Focusing on individual projects for each company, there are a number of undeveloped, high-cost projects which are prime candidates for cancellation…The top twenty largest projects which represent high-risk, high-cost options for the oil majors…are primarily a mix of Alberta oil sands and deep water projects in the Atlantic, which would represent $91 billion of capital (over the period 2014-25). This capital could instead be returned to shareholders rather than being put at risk in projects that are already high cost and low return. Such projects have high operational gearing, putting shareholder returns at risk in a low oil price environment.
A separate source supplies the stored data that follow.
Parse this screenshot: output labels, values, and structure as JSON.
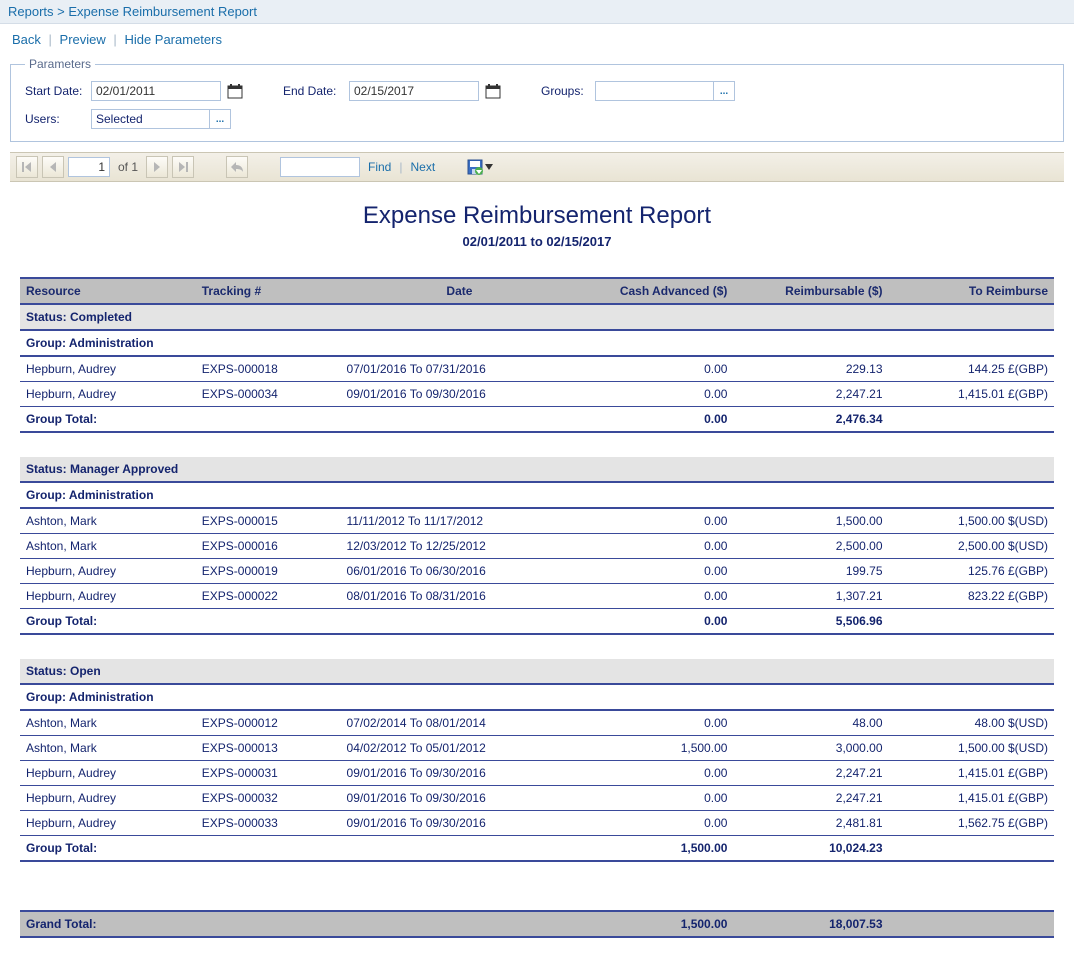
{
  "breadcrumb": {
    "root": "Reports",
    "sep": ">",
    "page": "Expense Reimbursement Report"
  },
  "links": {
    "back": "Back",
    "preview": "Preview",
    "hide": "Hide Parameters"
  },
  "params": {
    "legend": "Parameters",
    "start_label": "Start Date:",
    "start_value": "02/01/2011",
    "end_label": "End Date:",
    "end_value": "02/15/2017",
    "groups_label": "Groups:",
    "groups_value": "",
    "users_label": "Users:",
    "users_value": "Selected"
  },
  "viewer": {
    "page_value": "1",
    "of_label": "of 1",
    "find_label": "Find",
    "next_label": "Next",
    "search_value": ""
  },
  "report": {
    "title": "Expense Reimbursement Report",
    "subtitle": "02/01/2011 to 02/15/2017",
    "columns": {
      "resource": "Resource",
      "tracking": "Tracking #",
      "date": "Date",
      "cash": "Cash Advanced ($)",
      "reimb": "Reimbursable ($)",
      "toreimb": "To Reimburse"
    },
    "group_total_label": "Group Total:",
    "grand_total_label": "Grand Total:",
    "sections": [
      {
        "status": "Status: Completed",
        "group": "Group: Administration",
        "rows": [
          {
            "resource": "Hepburn, Audrey",
            "tracking": "EXPS-000018",
            "date": "07/01/2016 To 07/31/2016",
            "cash": "0.00",
            "reimb": "229.13",
            "toreimb": "144.25 £(GBP)"
          },
          {
            "resource": "Hepburn, Audrey",
            "tracking": "EXPS-000034",
            "date": "09/01/2016 To 09/30/2016",
            "cash": "0.00",
            "reimb": "2,247.21",
            "toreimb": "1,415.01 £(GBP)"
          }
        ],
        "total": {
          "cash": "0.00",
          "reimb": "2,476.34",
          "toreimb": ""
        }
      },
      {
        "status": "Status: Manager Approved",
        "group": "Group: Administration",
        "rows": [
          {
            "resource": "Ashton, Mark",
            "tracking": "EXPS-000015",
            "date": "11/11/2012 To 11/17/2012",
            "cash": "0.00",
            "reimb": "1,500.00",
            "toreimb": "1,500.00 $(USD)"
          },
          {
            "resource": "Ashton, Mark",
            "tracking": "EXPS-000016",
            "date": "12/03/2012 To 12/25/2012",
            "cash": "0.00",
            "reimb": "2,500.00",
            "toreimb": "2,500.00 $(USD)"
          },
          {
            "resource": "Hepburn, Audrey",
            "tracking": "EXPS-000019",
            "date": "06/01/2016 To 06/30/2016",
            "cash": "0.00",
            "reimb": "199.75",
            "toreimb": "125.76 £(GBP)"
          },
          {
            "resource": "Hepburn, Audrey",
            "tracking": "EXPS-000022",
            "date": "08/01/2016 To 08/31/2016",
            "cash": "0.00",
            "reimb": "1,307.21",
            "toreimb": "823.22 £(GBP)"
          }
        ],
        "total": {
          "cash": "0.00",
          "reimb": "5,506.96",
          "toreimb": ""
        }
      },
      {
        "status": "Status: Open",
        "group": "Group: Administration",
        "rows": [
          {
            "resource": "Ashton, Mark",
            "tracking": "EXPS-000012",
            "date": "07/02/2014 To 08/01/2014",
            "cash": "0.00",
            "reimb": "48.00",
            "toreimb": "48.00 $(USD)"
          },
          {
            "resource": "Ashton, Mark",
            "tracking": "EXPS-000013",
            "date": "04/02/2012 To 05/01/2012",
            "cash": "1,500.00",
            "reimb": "3,000.00",
            "toreimb": "1,500.00 $(USD)"
          },
          {
            "resource": "Hepburn, Audrey",
            "tracking": "EXPS-000031",
            "date": "09/01/2016 To 09/30/2016",
            "cash": "0.00",
            "reimb": "2,247.21",
            "toreimb": "1,415.01 £(GBP)"
          },
          {
            "resource": "Hepburn, Audrey",
            "tracking": "EXPS-000032",
            "date": "09/01/2016 To 09/30/2016",
            "cash": "0.00",
            "reimb": "2,247.21",
            "toreimb": "1,415.01 £(GBP)"
          },
          {
            "resource": "Hepburn, Audrey",
            "tracking": "EXPS-000033",
            "date": "09/01/2016 To 09/30/2016",
            "cash": "0.00",
            "reimb": "2,481.81",
            "toreimb": "1,562.75 £(GBP)"
          }
        ],
        "total": {
          "cash": "1,500.00",
          "reimb": "10,024.23",
          "toreimb": ""
        }
      }
    ],
    "grand_total": {
      "cash": "1,500.00",
      "reimb": "18,007.53",
      "toreimb": ""
    }
  }
}
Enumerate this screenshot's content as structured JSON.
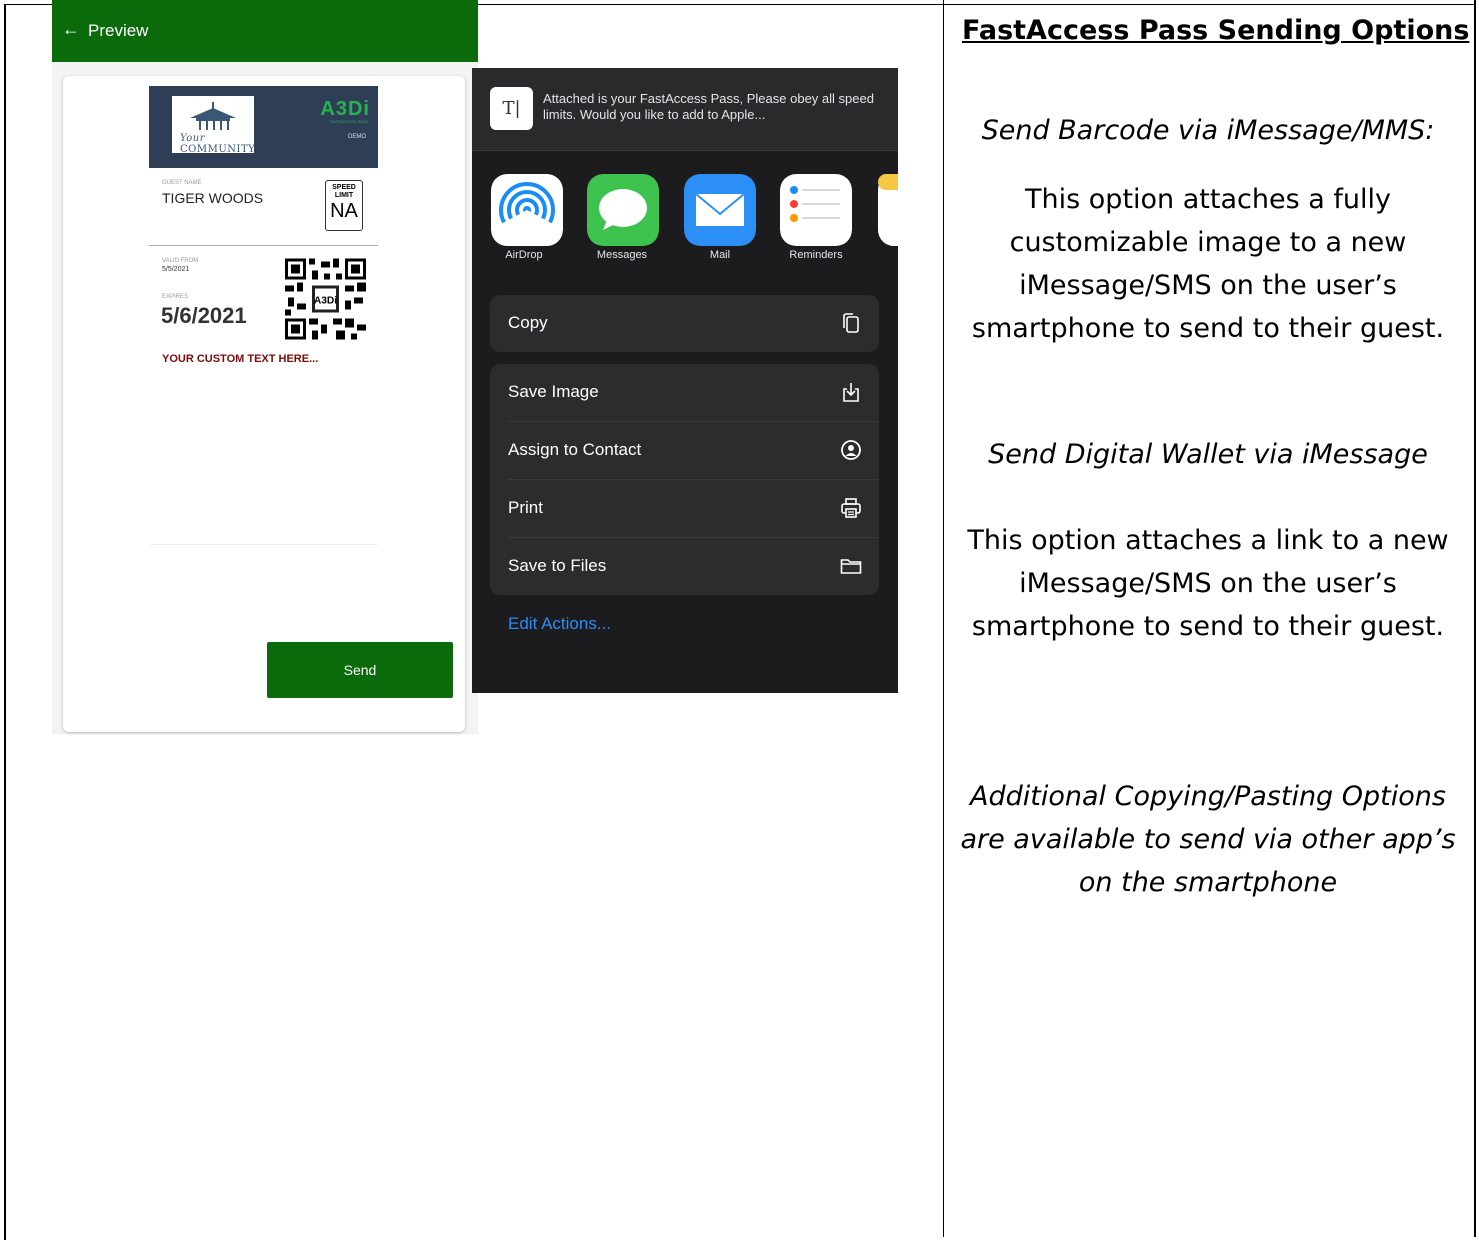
{
  "app": {
    "back_icon": "←",
    "title": "Preview",
    "send_label": "Send",
    "brand_color": "#0b6b0b"
  },
  "pass": {
    "logo_line1": "Your",
    "logo_line2": "COMMUNITY",
    "brand": "A3Di",
    "brand_sub": "FASTACCESS PASS",
    "demo": "DEMO",
    "guest_label": "GUEST NAME",
    "guest_name": "TIGER WOODS",
    "speed_label_1": "SPEED",
    "speed_label_2": "LIMIT",
    "speed_value": "NA",
    "valid_label": "VALID FROM",
    "valid_from": "5/5/2021",
    "expires_label": "EXPIRES",
    "expires": "5/6/2021",
    "custom_text": "YOUR CUSTOM TEXT HERE..."
  },
  "share_sheet": {
    "text_icon": "T|",
    "message": "Attached is your FastAccess Pass, Please obey all speed limits. Would you like to add to Apple...",
    "apps": [
      {
        "label": "AirDrop",
        "icon": "airdrop-icon",
        "color": "#1a8df5"
      },
      {
        "label": "Messages",
        "icon": "messages-icon",
        "color": "#3ec24f"
      },
      {
        "label": "Mail",
        "icon": "mail-icon",
        "color": "#2b8ff5"
      },
      {
        "label": "Reminders",
        "icon": "reminders-icon",
        "color": "#ffffff"
      }
    ],
    "actions": {
      "copy": "Copy",
      "save_image": "Save Image",
      "assign_contact": "Assign to Contact",
      "print": "Print",
      "save_files": "Save to Files",
      "edit_actions": "Edit Actions..."
    }
  },
  "doc": {
    "heading": "FastAccess Pass Sending Options",
    "section1_title": "Send Barcode via iMessage/MMS:",
    "section1_lines": [
      "This option attaches a fully",
      "customizable image to a new",
      "iMessage/SMS on the user’s",
      "smartphone to send to their guest."
    ],
    "section2_title": "Send Digital Wallet via iMessage",
    "section2_lines": [
      "This option attaches a link to a new",
      "iMessage/SMS on the user’s",
      "smartphone to send to their guest."
    ],
    "section3_lines": [
      "Additional Copying/Pasting Options",
      "are available to send via other app’s",
      "on the smartphone"
    ]
  }
}
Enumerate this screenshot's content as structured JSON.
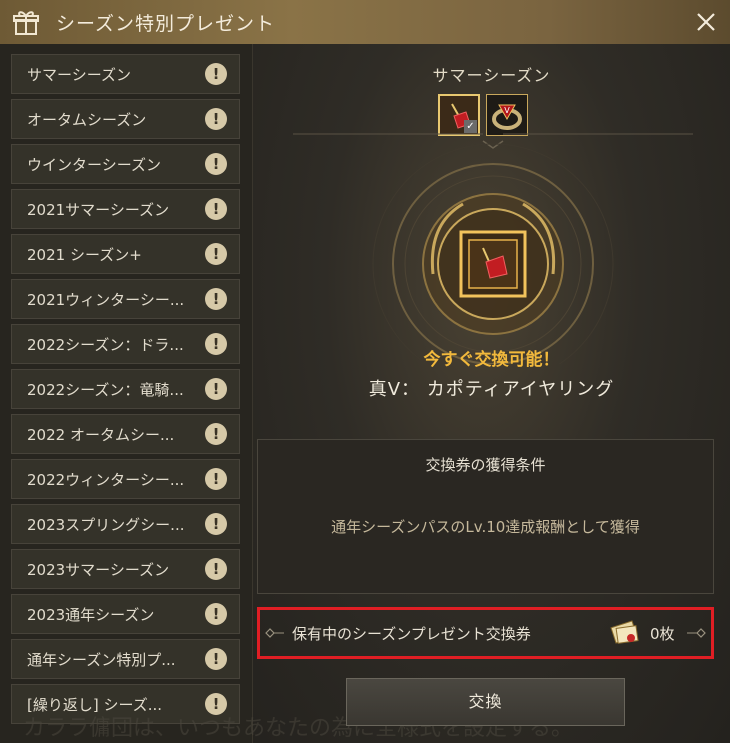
{
  "window": {
    "title": "シーズン特別プレゼント",
    "title_icon": "gift-icon",
    "close_icon": "close-icon"
  },
  "sidebar": {
    "items": [
      {
        "label": "サマーシーズン",
        "badge": "!"
      },
      {
        "label": "オータムシーズン",
        "badge": "!"
      },
      {
        "label": "ウインターシーズン",
        "badge": "!"
      },
      {
        "label": "2021サマーシーズン",
        "badge": "!"
      },
      {
        "label": "2021 シーズン+",
        "badge": "!"
      },
      {
        "label": "2021ウィンターシー...",
        "badge": "!"
      },
      {
        "label": "2022シーズン：ドラ...",
        "badge": "!"
      },
      {
        "label": "2022シーズン：竜騎...",
        "badge": "!"
      },
      {
        "label": "2022 オータムシー...",
        "badge": "!"
      },
      {
        "label": "2022ウィンターシー...",
        "badge": "!"
      },
      {
        "label": "2023スプリングシー...",
        "badge": "!"
      },
      {
        "label": "2023サマーシーズン",
        "badge": "!"
      },
      {
        "label": "2023通年シーズン",
        "badge": "!"
      },
      {
        "label": "通年シーズン特別プ...",
        "badge": "!"
      },
      {
        "label": "[繰り返し] シーズ...",
        "badge": "!"
      }
    ]
  },
  "main": {
    "season_title": "サマーシーズン",
    "available_text": "今すぐ交換可能！",
    "item_name": "真V： カポティアイヤリング",
    "condition": {
      "title": "交換券の獲得条件",
      "text": "通年シーズンパスのLv.10達成報酬として獲得"
    },
    "ticket": {
      "label": "保有中のシーズンプレゼント交換券",
      "count": "0枚"
    },
    "exchange_button": "交換",
    "background_text": "カララ傭団は、いつもあなたの為に全様式を設定する。"
  },
  "colors": {
    "accent_gold": "#f2b93c",
    "highlight_red": "#e01e24",
    "title_bar": "#8a7347"
  }
}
As well as specific questions on high cost projects and risk concentration identified for each company, investors should continue to push for disclosure on the following issues across the sector:
1. How does continuing dependence on oil fit with the imperative to tackle climate change recognised by most oil companies?
2. How would a range of oil prices impact your project economics and hence future earnings?
3. How does the current strategy of reinvesting revenues in high cost oil projects deliver shareholder value in a low demand, low price scenario?